Supernatural Celebrates 200th Episode With An Homage To Fan Fiction
from the cwf dept
We were just talking about fan fiction, that most sweet expression of fandom, and why the subjects of that expression shouldn’t bother freaking out over it. After all, all fan fiction really is is a love letter to the original creators. Besides, if it’s good enough for our founding fathers, it should be good enough for us. More importantly, allowing a fandom to grow and flourish through that kind of expression can literally keep a show going when it otherwise wouldn’t. Case in point: Supernatural.
If you’re not familiar with the show, Supernatural is the ridiculous story of two brothers who kill supernatural things, befriend angels and demons, and generally exhibit the acting chops of a two-day-old potato salad. It’s a fun little distraction, but it ain’t Breaking Bad as far as the critics are concerned. Oh, and by the way, it’s lasted ten seasons, twice as long as originally planned, in part because of a dedicated group of fans that have made the show the 2nd leading television subject on FanFiction.net, behind only Glee (shudder). And it seems the creators of the show know how much they owe to these fans, because they celebrated their 200th (!) episode by making it entirely an homage to fan fiction writers.

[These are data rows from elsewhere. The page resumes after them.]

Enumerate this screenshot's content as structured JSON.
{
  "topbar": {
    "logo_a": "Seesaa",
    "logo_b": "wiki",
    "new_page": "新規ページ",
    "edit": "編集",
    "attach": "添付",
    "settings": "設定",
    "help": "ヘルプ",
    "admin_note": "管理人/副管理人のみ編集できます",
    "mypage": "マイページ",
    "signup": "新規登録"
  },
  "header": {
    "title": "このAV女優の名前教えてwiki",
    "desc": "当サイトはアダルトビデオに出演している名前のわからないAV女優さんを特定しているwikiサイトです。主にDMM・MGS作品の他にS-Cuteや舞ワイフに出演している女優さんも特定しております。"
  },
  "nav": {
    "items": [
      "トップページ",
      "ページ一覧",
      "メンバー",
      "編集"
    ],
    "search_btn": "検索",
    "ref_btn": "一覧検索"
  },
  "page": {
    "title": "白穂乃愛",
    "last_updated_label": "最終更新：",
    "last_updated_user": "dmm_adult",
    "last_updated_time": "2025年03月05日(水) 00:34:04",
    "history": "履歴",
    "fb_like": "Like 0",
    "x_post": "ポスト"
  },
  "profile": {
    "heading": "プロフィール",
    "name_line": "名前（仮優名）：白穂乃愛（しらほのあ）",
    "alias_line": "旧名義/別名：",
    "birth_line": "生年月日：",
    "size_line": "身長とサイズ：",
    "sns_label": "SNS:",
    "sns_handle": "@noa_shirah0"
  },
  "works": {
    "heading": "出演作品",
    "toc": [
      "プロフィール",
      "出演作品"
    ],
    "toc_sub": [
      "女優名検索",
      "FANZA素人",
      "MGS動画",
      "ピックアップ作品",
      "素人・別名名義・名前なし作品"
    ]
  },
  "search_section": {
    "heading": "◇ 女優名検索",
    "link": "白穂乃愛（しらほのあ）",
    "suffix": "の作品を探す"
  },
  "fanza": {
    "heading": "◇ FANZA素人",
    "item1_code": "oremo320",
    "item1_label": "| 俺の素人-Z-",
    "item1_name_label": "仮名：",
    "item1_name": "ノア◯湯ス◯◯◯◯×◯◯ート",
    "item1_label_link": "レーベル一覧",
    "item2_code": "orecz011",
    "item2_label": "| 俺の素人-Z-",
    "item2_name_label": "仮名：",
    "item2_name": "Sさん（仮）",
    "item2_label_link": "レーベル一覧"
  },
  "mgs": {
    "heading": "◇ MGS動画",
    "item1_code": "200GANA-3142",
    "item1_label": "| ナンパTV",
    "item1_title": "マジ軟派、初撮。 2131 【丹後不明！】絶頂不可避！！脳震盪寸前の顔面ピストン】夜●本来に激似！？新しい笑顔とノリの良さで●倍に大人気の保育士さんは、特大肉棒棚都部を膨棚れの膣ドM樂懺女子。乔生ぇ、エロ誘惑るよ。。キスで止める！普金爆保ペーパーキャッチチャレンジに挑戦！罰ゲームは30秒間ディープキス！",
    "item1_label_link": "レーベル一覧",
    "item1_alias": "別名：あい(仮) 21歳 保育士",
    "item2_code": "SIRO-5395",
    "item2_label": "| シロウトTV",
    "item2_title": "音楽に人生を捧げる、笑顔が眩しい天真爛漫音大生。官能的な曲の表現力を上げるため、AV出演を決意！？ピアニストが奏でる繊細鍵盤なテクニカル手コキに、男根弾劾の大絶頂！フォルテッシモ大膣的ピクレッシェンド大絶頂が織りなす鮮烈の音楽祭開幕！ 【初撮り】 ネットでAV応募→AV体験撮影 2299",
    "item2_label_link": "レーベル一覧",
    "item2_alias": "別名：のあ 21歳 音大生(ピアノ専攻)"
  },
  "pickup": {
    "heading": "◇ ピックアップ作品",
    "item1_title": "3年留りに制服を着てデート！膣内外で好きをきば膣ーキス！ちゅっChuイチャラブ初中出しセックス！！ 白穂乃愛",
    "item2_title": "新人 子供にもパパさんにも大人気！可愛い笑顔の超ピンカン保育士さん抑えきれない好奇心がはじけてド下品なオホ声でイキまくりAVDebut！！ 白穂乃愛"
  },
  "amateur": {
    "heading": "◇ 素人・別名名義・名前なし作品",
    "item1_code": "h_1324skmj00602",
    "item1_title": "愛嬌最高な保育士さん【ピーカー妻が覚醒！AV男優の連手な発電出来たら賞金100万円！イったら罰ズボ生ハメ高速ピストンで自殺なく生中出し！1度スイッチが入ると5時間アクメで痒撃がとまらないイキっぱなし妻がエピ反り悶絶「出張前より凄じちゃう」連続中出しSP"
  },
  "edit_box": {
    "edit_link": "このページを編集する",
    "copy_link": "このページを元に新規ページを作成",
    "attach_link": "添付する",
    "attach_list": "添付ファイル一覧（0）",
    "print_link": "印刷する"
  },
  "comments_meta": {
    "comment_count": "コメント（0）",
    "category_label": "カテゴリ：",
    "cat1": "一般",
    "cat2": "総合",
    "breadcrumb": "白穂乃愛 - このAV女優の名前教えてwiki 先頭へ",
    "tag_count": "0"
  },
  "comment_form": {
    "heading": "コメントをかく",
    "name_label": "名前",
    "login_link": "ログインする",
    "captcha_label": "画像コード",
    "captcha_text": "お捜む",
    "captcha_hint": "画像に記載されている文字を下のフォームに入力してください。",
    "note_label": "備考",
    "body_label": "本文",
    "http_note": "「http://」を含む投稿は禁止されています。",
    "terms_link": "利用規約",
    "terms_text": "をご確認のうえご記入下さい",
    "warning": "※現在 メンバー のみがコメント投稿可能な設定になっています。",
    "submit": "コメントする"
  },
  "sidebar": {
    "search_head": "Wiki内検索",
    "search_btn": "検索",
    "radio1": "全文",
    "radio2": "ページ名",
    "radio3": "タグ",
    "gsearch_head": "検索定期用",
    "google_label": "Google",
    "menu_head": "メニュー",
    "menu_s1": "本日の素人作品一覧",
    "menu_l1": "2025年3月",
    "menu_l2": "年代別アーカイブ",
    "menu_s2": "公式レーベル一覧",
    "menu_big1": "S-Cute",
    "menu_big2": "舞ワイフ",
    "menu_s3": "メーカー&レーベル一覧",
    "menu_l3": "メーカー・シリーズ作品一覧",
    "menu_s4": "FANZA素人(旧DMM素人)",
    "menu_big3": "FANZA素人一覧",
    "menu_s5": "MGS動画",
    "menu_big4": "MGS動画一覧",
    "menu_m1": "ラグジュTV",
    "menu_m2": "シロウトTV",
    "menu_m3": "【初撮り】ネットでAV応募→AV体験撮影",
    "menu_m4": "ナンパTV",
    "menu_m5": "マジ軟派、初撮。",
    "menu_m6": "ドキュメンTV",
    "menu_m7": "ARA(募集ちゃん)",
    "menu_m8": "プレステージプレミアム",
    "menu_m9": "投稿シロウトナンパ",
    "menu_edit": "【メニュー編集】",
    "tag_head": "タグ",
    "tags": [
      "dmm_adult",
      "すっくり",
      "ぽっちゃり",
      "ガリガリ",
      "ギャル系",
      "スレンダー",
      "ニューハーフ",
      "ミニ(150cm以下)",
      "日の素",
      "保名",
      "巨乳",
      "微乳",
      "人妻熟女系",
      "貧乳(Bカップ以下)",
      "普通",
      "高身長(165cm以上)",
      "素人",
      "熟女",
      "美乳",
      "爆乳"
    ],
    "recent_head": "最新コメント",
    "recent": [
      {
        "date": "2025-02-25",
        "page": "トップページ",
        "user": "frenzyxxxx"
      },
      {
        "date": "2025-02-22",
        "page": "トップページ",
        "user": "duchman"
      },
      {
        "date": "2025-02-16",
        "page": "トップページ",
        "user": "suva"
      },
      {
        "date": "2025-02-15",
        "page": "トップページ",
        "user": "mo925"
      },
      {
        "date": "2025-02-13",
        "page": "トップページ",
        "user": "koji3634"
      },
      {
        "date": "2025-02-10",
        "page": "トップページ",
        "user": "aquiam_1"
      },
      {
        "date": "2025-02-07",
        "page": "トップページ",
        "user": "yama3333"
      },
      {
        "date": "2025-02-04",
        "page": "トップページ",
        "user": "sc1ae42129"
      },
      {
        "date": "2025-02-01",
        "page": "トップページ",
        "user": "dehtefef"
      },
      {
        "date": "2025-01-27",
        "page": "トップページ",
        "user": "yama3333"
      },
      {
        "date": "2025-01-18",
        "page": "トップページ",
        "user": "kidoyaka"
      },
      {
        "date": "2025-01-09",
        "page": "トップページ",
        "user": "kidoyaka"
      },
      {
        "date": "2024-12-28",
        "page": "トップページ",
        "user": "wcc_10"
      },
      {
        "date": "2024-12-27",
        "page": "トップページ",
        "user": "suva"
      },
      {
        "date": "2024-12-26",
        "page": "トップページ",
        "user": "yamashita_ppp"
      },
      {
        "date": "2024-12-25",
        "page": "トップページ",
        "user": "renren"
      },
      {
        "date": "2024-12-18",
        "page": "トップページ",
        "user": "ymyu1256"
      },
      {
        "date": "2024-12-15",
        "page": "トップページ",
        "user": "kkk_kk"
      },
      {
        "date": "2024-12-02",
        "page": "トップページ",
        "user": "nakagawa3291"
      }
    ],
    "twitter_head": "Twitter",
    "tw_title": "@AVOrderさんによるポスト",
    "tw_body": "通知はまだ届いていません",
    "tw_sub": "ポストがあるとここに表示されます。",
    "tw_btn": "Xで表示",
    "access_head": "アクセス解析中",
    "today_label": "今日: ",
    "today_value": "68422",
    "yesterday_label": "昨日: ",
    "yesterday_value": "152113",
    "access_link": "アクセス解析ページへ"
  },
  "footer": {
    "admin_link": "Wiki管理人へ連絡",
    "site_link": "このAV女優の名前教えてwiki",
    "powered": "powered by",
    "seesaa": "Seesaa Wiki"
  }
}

There are many things that Supernatural does well, one of which being the very idea of using meta episodes to take a trip down memory lane and even make fun of itself occasionally. And no episode was more focused on “The Road So Far” than the show’s 200th. Taking a break from the drama of the Mark of Cain and Cas’ fading grace, the hour was all about the fans, and more specifically, the fan fiction that has come after 10 years of saving people and hunting things.
Yes, the setting for the episode is on the set of an “all-girls production of Supernatural The Musical.” Yes, the cast made up of mostly men is represented by female actors, a not-so-subtle nod to the show’s demographic. The production is built around a caricature of fan fiction tropes, including everything from sexual tension between the brothers (slash-fic) and the kind of angsty dialogue that is common in fan fiction of this kind.
It’s over the top and ridiculous…and it’s exactly the kind of thing fans of the show will eat up. This is connecting with fans in a wonderful way: not only not hating on the fiction they write, but actually acknowledging it in the show. That’s how a campy little show that was planned to last five seasons is on its tenth and counting.